The pdf of the Pareto distribution is $$\frac{\alpha{x_m}^\alpha}{x^{\alpha+1}}.$$
The scale parameter $x_m$ is \$545,000, the lowest salary last year. I estimated the shape parameter, $\alpha$, as 0.7848238 using MLE. This matters because when $\alpha<2,$ then the distribution has no variance. More properly, its variance is undefined. If any of your variables lacks a mean or a variance, then you cannot use anything that minimizes squared loss.
The distribution of the log of the variables does have a variance and so you can use least squares style methodologies on them. This is actually a serious omission from your textbook. Some things, like the stock market returns which have neither a mean nor a variance, or baseball salaries, which lack a variance will make OLS models meaningless. The log is not, inherently, the best treatment, but it does work.
Taking the log does not give you a bell shape.
This is entirely about being certain that all of your data has a variance. If all of the assumptions for OLS are met, then the underlying distributions do not matter. They can be insane looking, but variance has to be defined everywhere.

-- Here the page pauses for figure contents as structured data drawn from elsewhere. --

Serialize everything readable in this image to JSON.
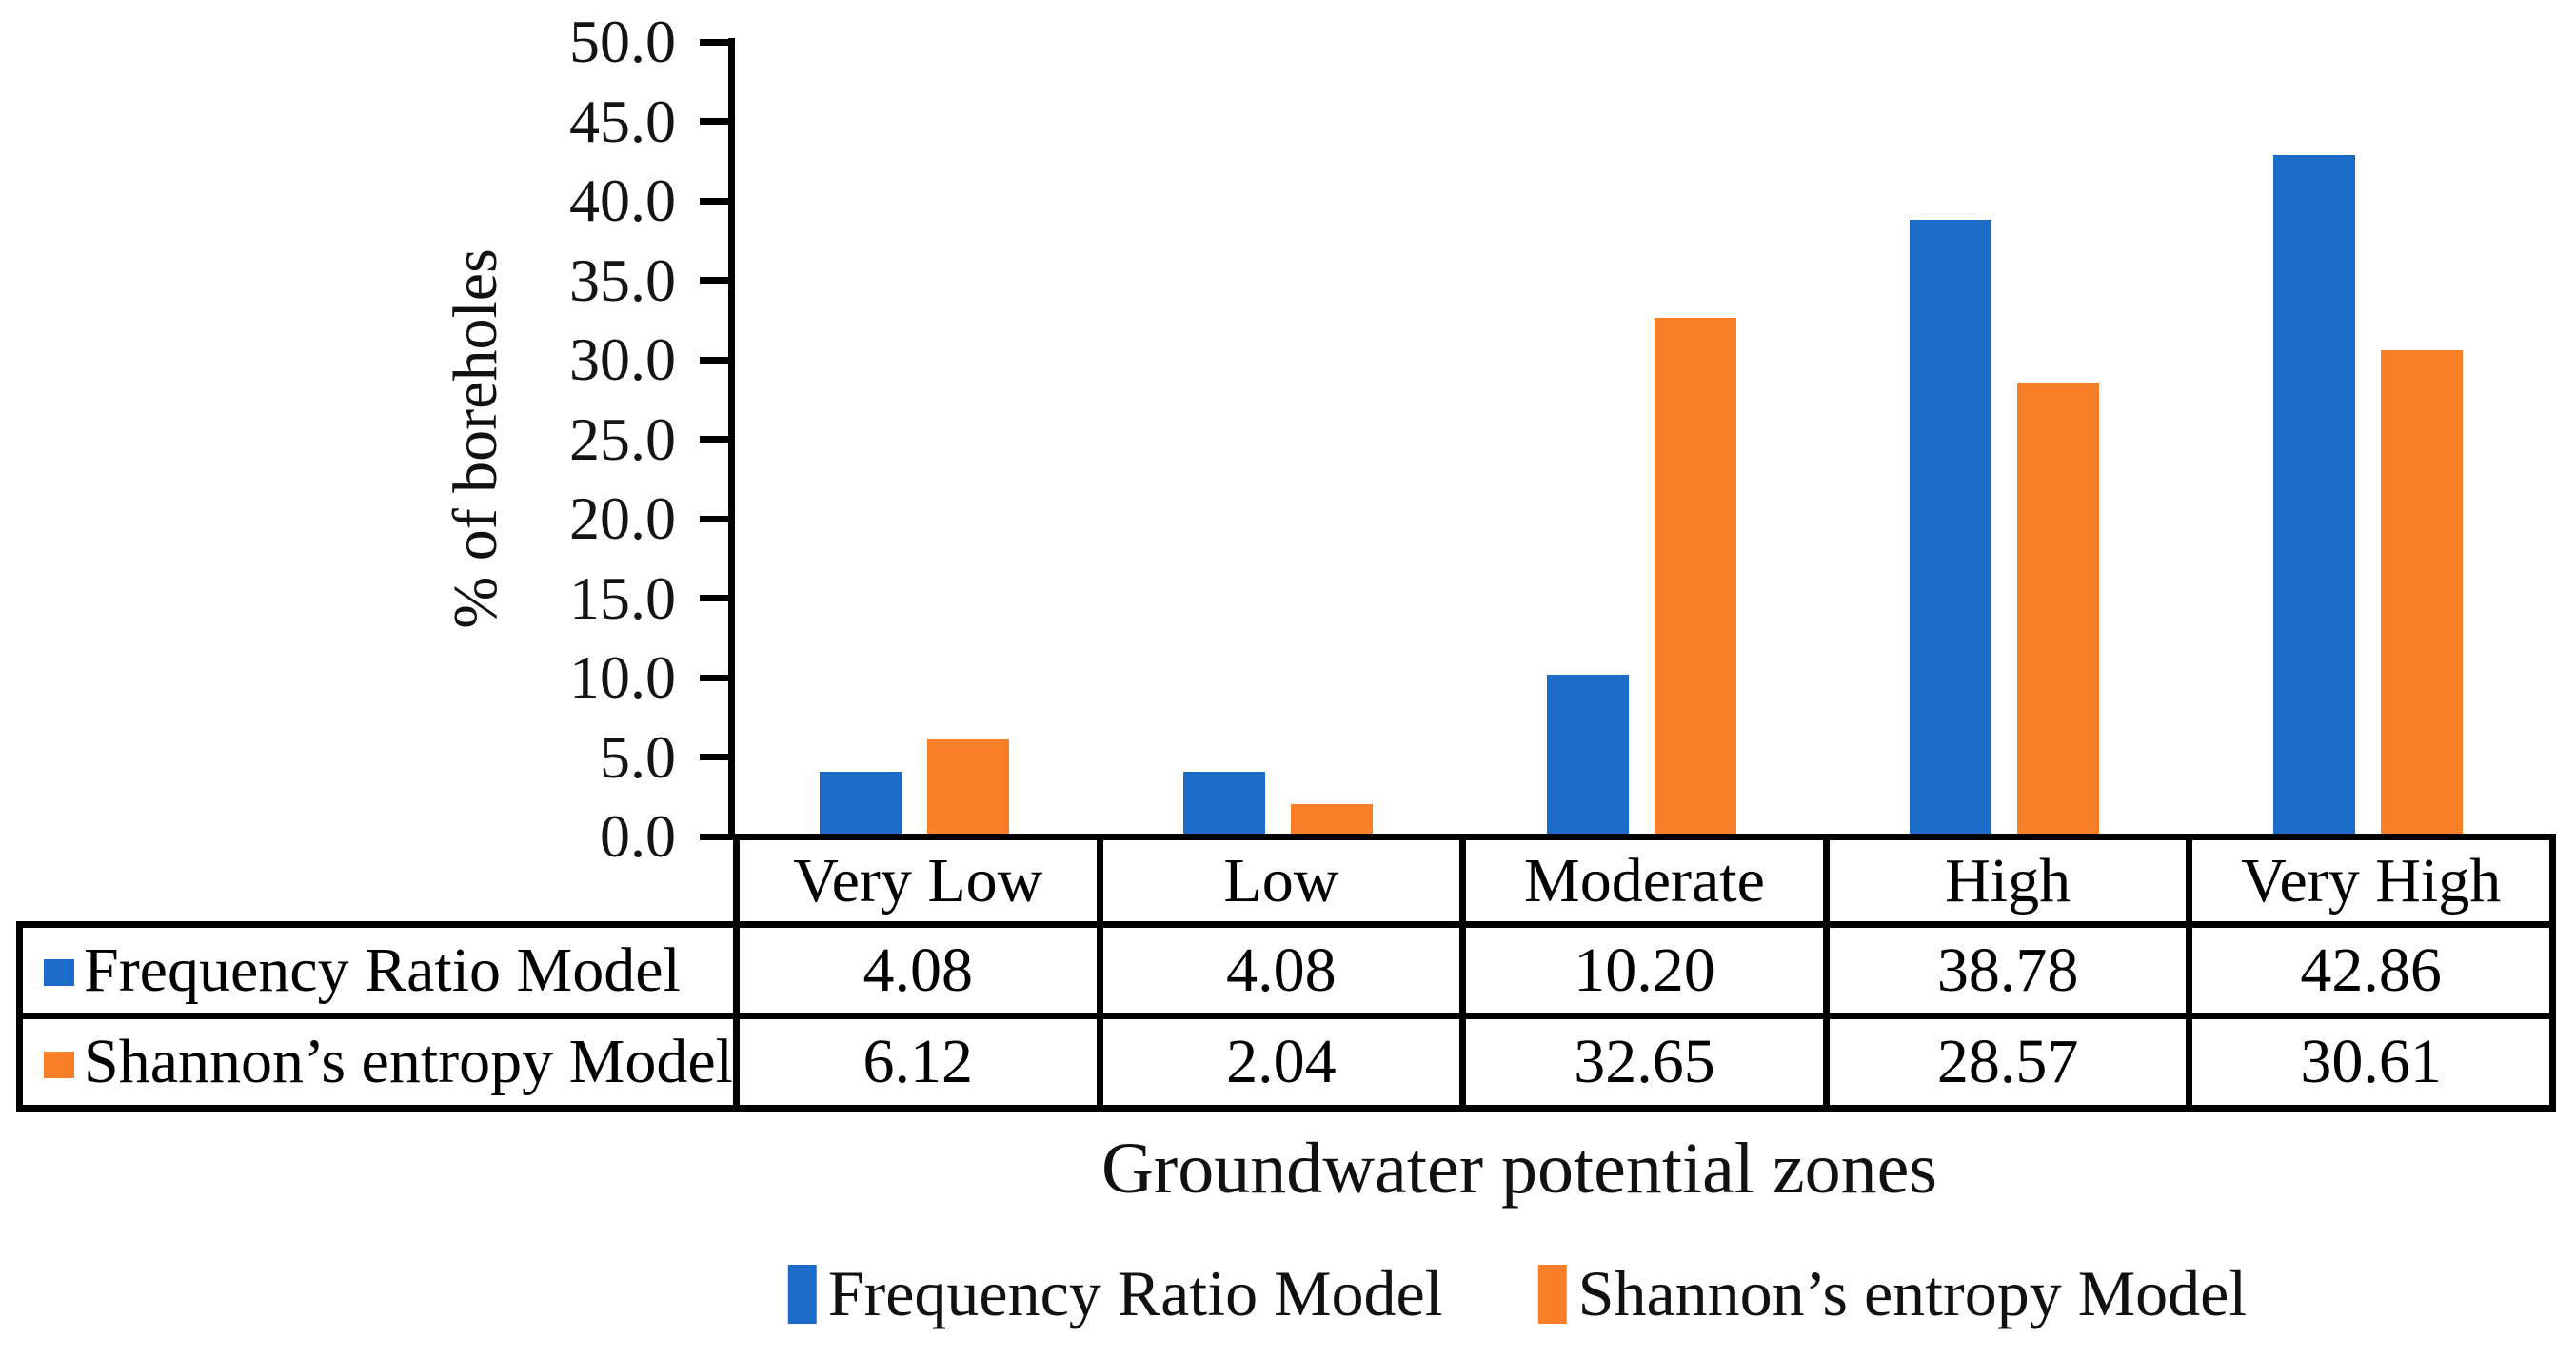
{
  "chart_data": {
    "type": "bar",
    "categories": [
      "Very Low",
      "Low",
      "Moderate",
      "High",
      "Very High"
    ],
    "series": [
      {
        "name": "Frequency Ratio Model",
        "color": "#1c6bc8",
        "values": [
          4.08,
          4.08,
          10.2,
          38.78,
          42.86
        ]
      },
      {
        "name": "Shannon’s entropy Model",
        "color": "#f87e27",
        "values": [
          6.12,
          2.04,
          32.65,
          28.57,
          30.61
        ]
      }
    ],
    "xlabel": "Groundwater potential zones",
    "ylabel": "% of boreholes",
    "ylim": [
      0,
      50
    ],
    "ytick_step": 5,
    "ytick_decimals": 1,
    "value_decimals": 2,
    "grid": false,
    "legend_position": "bottom",
    "show_data_table": true,
    "axis_color": "#000000",
    "background": "#ffffff"
  }
}
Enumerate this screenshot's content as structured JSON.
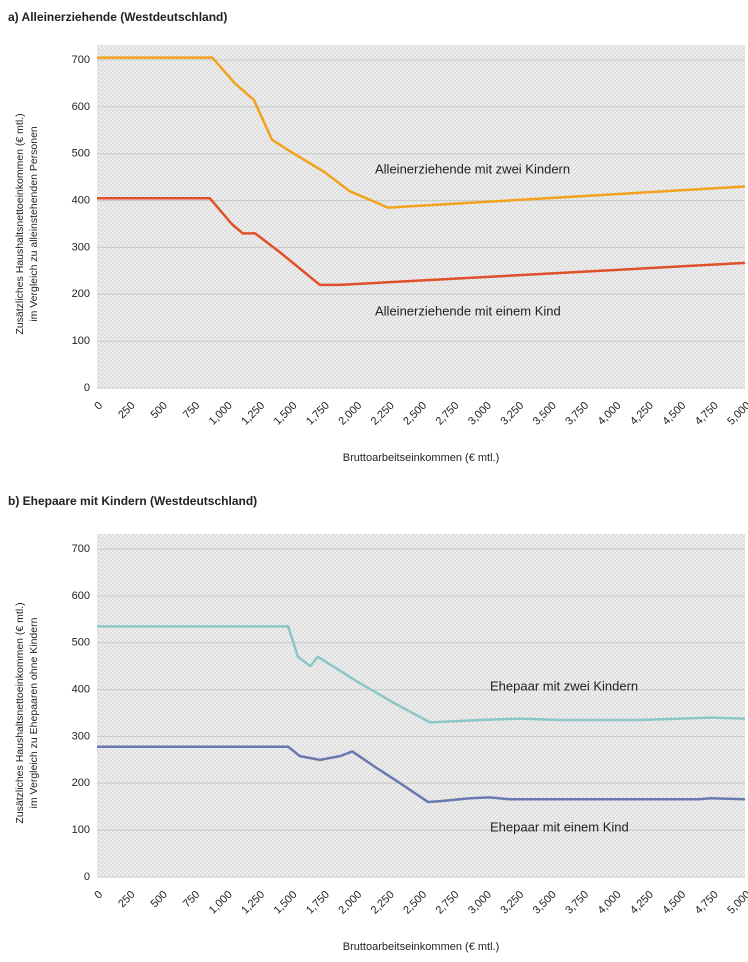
{
  "chart_data": [
    {
      "type": "line",
      "title": "a) Alleinerziehende (Westdeutschland)",
      "xlabel": "Bruttoarbeitseinkommen (€ mtl.)",
      "ylabel": [
        "Zusätzliches Haushaltsnettoeinkommen (€ mtl.)",
        "im Vergleich zu alleinstehenden Personen"
      ],
      "xlim": [
        0,
        5000
      ],
      "xticks": [
        0,
        250,
        500,
        750,
        {
          "value": 1000,
          "label": "1,000"
        },
        {
          "value": 1250,
          "label": "1,250"
        },
        {
          "value": 1500,
          "label": "1,500"
        },
        {
          "value": 1750,
          "label": "1,750"
        },
        {
          "value": 2000,
          "label": "2,000"
        },
        {
          "value": 2250,
          "label": "2,250"
        },
        {
          "value": 2500,
          "label": "2,500"
        },
        {
          "value": 2750,
          "label": "2,750"
        },
        {
          "value": 3000,
          "label": "3,000"
        },
        {
          "value": 3250,
          "label": "3,250"
        },
        {
          "value": 3500,
          "label": "3,500"
        },
        {
          "value": 3750,
          "label": "3,750"
        },
        {
          "value": 4000,
          "label": "4,000"
        },
        {
          "value": 4250,
          "label": "4,250"
        },
        {
          "value": 4500,
          "label": "4,500"
        },
        {
          "value": 4750,
          "label": "4,750"
        },
        {
          "value": 5000,
          "label": "5,000"
        }
      ],
      "ylim": [
        0,
        700
      ],
      "yticks": [
        0,
        100,
        200,
        300,
        400,
        500,
        600,
        700
      ],
      "grid": true,
      "series": [
        {
          "name": "Alleinerziehende mit zwei Kindern",
          "color": "#f2a21c",
          "x": [
            0,
            890,
            1065,
            1210,
            1350,
            1490,
            1760,
            1950,
            2245,
            5000
          ],
          "values": [
            705,
            705,
            650,
            615,
            530,
            505,
            460,
            420,
            385,
            430
          ]
        },
        {
          "name": "Alleinerziehende mit einem Kind",
          "color": "#e0502a",
          "x": [
            0,
            870,
            1040,
            1125,
            1220,
            1410,
            1565,
            1720,
            1875,
            5000
          ],
          "values": [
            405,
            405,
            350,
            330,
            330,
            290,
            255,
            220,
            220,
            267
          ]
        }
      ]
    },
    {
      "type": "line",
      "title": "b) Ehepaare mit Kindern (Westdeutschland)",
      "xlabel": "Bruttoarbeitseinkommen (€ mtl.)",
      "ylabel": [
        "Zusätzliches Haushaltsnettoeinkommen (€ mtl.)",
        "im Vergleich zu Ehepaaren ohne Kindern"
      ],
      "xlim": [
        0,
        5000
      ],
      "xticks": [
        0,
        250,
        500,
        750,
        {
          "value": 1000,
          "label": "1,000"
        },
        {
          "value": 1250,
          "label": "1,250"
        },
        {
          "value": 1500,
          "label": "1,500"
        },
        {
          "value": 1750,
          "label": "1,750"
        },
        {
          "value": 2000,
          "label": "2,000"
        },
        {
          "value": 2250,
          "label": "2,250"
        },
        {
          "value": 2500,
          "label": "2,500"
        },
        {
          "value": 2750,
          "label": "2,750"
        },
        {
          "value": 3000,
          "label": "3,000"
        },
        {
          "value": 3250,
          "label": "3,250"
        },
        {
          "value": 3500,
          "label": "3,500"
        },
        {
          "value": 3750,
          "label": "3,750"
        },
        {
          "value": 4000,
          "label": "4,000"
        },
        {
          "value": 4250,
          "label": "4,250"
        },
        {
          "value": 4500,
          "label": "4,500"
        },
        {
          "value": 4750,
          "label": "4,750"
        },
        {
          "value": 5000,
          "label": "5,000"
        }
      ],
      "ylim": [
        0,
        700
      ],
      "yticks": [
        0,
        100,
        200,
        300,
        400,
        500,
        600,
        700
      ],
      "grid": true,
      "series": [
        {
          "name": "Ehepaar mit zwei Kindern",
          "color": "#8cc6c6",
          "x": [
            0,
            1475,
            1550,
            1645,
            1705,
            1990,
            2300,
            2570,
            2955,
            3265,
            3570,
            4190,
            4730,
            5000
          ],
          "values": [
            535,
            535,
            470,
            450,
            470,
            420,
            370,
            330,
            335,
            338,
            335,
            335,
            340,
            338
          ]
        },
        {
          "name": "Ehepaar mit einem Kind",
          "color": "#6a78b0",
          "x": [
            0,
            1475,
            1565,
            1720,
            1875,
            1970,
            2145,
            2340,
            2555,
            2650,
            2880,
            3030,
            3180,
            4650,
            4730,
            5000
          ],
          "values": [
            278,
            278,
            258,
            250,
            258,
            268,
            235,
            200,
            160,
            162,
            168,
            170,
            166,
            166,
            168,
            166
          ]
        }
      ]
    }
  ]
}
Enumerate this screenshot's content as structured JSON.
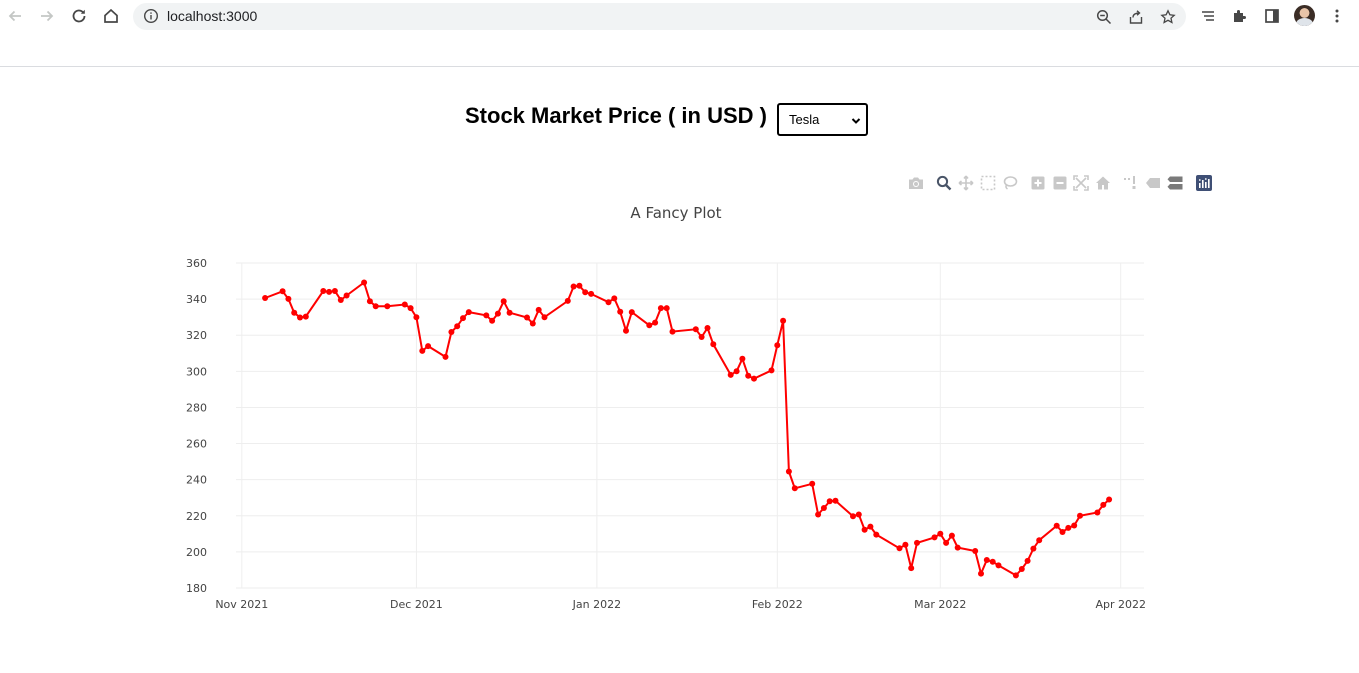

EDIT As Therkel pointed out in the comments when $\alpha<1$ then no mean exists either. There is a comment by Cliff AB that I should take up as well. He argues that the distribution is doubly bounded and so a finite variance and mean exist. I would disagree with that as an economist. It is true that there is only so much wealth in the world, but it is also true that we have no idea what it is. Furthermore, that wealth is changing every second of every day as people make individual choices.
The worker who does not pick that one apple reduces wealth if that apple is never picked and reduces available wealth regardless. An apple on a tree has no income value until it picked and processed. This makes the right-hand side constraint stochastic. For the purposes of baseball, the stochastic effect should be considered to be zero.
Baseball, as a percentage of world output, is so miniscule that you could ignore it. The same is true for American football, North American hockey, or for that matter, live stage theater for the whole United States.
The fact that you can model this data with a Pareto distribution means you have no mean or variance if the estimates are valid. If you take the log, you end up with finite variance. If you divide the data by its minimum value and take the logs, you end up with the exponential distribution, which is well enough behaved, but then you get interpretation problems.